Towards the end of my military career, I read this quote, just out of nowhere, “I have found that the degrees of shame and disgust which I actually feel on my own sins do not at all correspond to what my reason tells me about their comparative gravity. Our emotional reactions to our own behavior are of limited ethical significance.”

So I researched who actually wrote that quote just because it perked my curiosity and it said C. S. Lewis. I thought, C. S. Lewis, isn’t that the guy that wrote Narnia, the children’s books?

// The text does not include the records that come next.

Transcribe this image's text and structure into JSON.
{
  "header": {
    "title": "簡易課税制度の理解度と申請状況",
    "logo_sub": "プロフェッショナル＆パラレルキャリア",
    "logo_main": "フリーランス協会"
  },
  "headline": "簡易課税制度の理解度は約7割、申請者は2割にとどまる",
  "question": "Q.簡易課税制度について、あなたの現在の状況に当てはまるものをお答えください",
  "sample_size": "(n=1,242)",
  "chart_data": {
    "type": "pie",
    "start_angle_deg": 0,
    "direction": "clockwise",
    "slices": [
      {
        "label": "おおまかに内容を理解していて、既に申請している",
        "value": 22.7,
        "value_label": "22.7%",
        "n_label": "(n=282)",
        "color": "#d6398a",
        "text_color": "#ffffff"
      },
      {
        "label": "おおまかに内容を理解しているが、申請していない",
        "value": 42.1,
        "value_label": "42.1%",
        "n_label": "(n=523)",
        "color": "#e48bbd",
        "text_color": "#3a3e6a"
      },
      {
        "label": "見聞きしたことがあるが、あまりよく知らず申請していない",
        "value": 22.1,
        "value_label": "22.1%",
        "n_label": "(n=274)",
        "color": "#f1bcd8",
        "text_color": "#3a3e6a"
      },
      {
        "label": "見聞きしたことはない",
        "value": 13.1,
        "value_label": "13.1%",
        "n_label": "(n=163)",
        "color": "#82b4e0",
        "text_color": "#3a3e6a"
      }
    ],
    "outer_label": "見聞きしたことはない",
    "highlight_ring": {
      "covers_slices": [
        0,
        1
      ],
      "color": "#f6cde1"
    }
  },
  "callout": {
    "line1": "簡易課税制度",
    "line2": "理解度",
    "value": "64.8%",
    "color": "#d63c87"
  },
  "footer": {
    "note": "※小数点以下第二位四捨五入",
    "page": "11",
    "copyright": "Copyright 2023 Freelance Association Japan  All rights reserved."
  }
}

Lewis wrote, “My idea of God is not a divine idea that has to be shattered from time to time. He shatters it himself. Could we not almost say that this shattering is one of the marks of his presence?” And the idea that I can shatter and rebuild my view of God and I can shatter and rebuild the small Sunday school fundamentalist God and rebuild it into something beautiful of God, who actually loves me despite my mistakes and despite my failures, it was very nourishing to a soul who desperately needed to be nourished.